Konsep, Lobi, Aksi, dan Politik

Vice President FSPMI Kahar S. Cahyono, saat menyampaikan pandangan politik KSPI dalam diskusi bertajuk #PekerjaBicara

Jakarta, KPonline – Awalnya adalah strategi KLA. Kemudian, berdasarkan pengalaman dan realitas yang ada, ditambahkan politik.

KLA singkatan dari konsep, lobi, dan aksi. Ini adalah strategi perjuangan yang dirumuskan oleh Konfederasi Serikat Pekerja Indonesia (KSPI) dan afiliasinya seperti Federasi Serikat Pekerja Metal Indonesia (FSPMI), PGRI, ASPEK Indonesia, SPN, FSP KEP, FSP FARKES Reformasi, FSP Pariwisata Reformasi, FSP PPMI, dan FSP ISI.

Melalui konsep, kita merumuskan gagasan perubahan dalam sebuah narasi. Data dan argumentasi kita persiapkan di sini.

Dengan memiliki konsep, serikat pekerja bukan lagi tong kosong yang nyaring bunyinya. Tetapi sebuah organisasi yang memiliki landasan kuat terkait dengan apa yang sedang diperjuangkan.

Tentu saja, selanjutnya, konsep tersebut harus disampaikan kepada pihak-pihak terkait di ranah eksekutif, legislatif, maupun yudikatif. Termasuk kepada kalangan pengusaha dan lembaga lain. Proses ini kita sebut sebagai lobi.

Bagaimanapun, kebijakan publik tidak bisa diupayakan sendiri. Ada pihak terkait yang harus dilibatkan. Tugas serikat adalah menyakinkan pemerintah, agar membuat kebijakan yang tidak merugikan rakyat. Utamanya kaum buruh.

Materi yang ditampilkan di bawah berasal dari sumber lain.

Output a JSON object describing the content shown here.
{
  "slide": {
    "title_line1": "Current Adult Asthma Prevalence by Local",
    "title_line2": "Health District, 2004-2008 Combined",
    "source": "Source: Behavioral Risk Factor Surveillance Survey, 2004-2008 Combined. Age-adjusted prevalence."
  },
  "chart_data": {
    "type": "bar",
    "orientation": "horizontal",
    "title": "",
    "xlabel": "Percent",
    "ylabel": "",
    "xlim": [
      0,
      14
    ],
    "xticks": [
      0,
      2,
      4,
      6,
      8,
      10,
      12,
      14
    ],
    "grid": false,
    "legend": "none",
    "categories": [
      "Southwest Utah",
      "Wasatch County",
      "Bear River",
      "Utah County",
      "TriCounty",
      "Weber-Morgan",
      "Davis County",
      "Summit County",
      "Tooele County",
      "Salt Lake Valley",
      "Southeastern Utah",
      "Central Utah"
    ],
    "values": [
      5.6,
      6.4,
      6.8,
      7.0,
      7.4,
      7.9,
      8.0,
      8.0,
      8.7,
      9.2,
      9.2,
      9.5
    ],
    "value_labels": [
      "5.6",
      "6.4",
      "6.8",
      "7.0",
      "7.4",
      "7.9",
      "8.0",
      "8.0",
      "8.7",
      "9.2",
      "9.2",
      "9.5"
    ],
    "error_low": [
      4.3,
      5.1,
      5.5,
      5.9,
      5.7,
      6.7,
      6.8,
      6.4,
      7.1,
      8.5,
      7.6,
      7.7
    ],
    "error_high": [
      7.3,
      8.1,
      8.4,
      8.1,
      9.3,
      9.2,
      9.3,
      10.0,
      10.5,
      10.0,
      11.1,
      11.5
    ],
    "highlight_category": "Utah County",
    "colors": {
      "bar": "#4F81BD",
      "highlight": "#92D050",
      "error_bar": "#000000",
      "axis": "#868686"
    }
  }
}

Jika lobi diabaikan, bahkan tidak ditanggapi, aksi menjadi pilihan berikutnya.

Kita tidak menabukan demonstrasi. Turun ke jalan secara besar-besaran adalah sesuatu yang dengan sadar kita lakukan. Tujuannya adalah untuk menyampaikan aspirasi. Untuk menyanpaikan pendapat secara terbuka, hingga kemudian didukung rakyat.

Bagi organisasi perjuangan, seperti halnya serikat pekerja, kemampuan mengkonsolidasikan anggota untuk turun ke jalan adalah ukuran kekuatan. Tentu saja, aksi yang kita lakukan bukanlah aksi bayaran seperti halnya yang dilakukan pasukan nasi bungkus (panasbung). Aksi yang kita lakukan adalah bentuk kesungguhan terhadap agenda perjuangan.

Namun demikian, kita sadar, dengan turun ke jalan ternyata tidak cukup. Sebagaimana disebutkan di awal, sebuah kebijakan lahir di ruang-ruang pengambil keputusan. Dirumuskan di lembaga eksekutif maupun legislatif.

Kita sering melakukan audiensi ke DPR RI atau DPRD untuk menyampaikan konsep dan melakukan lobi. Juga datang ke kementerian, gubernur, walikota atau bupati.

Pada titik itu kita sampai pada sebuah pertanyaan mendasar. Bagaimana jika anggota DPR RI atau DPRD itu adalah kader serikat pekerja? Kawan seperjuangan kita sendiri?

Lebih jauh lagi, bagaimana kalau presiden, gubernur, atau bupatinya adalah kader serikat atau orang yang kita dukung? Bukankah akses akan terbuka dan komunikasi menjadi lebih mudah dilakukan?

Itulah sebabnya, setelah KLA kita menambahkan politik. Kita dengan sadar mendukung kader-kader terbaik untuk ikut dalam pemilihan legislatif. Menjadi bagian dari eksekutif.

“Banyak aktivis yang susah jadi akhirnya tidak bernyali,” kata sebagian orang. Dalam konteks ini berbeda. Sebagian besar dari mereka maju atas nama pribadi. Tetapi yang kita lakukan adalah politik atas nama organisasi. Serikat tetap memiliki kontrol terhadap kader-kader tersebut.

Dengan kata lain, strategi politik adalah menempatkan kader yang ditugaskan sebagai kepanjangan tangan organisasi. Sebagaimana kita menempatkan wakil di Dewan Pengupahan dan LKS Tripartit, begitulah kita menempatkan wakil di legislatif maupun eksekutif.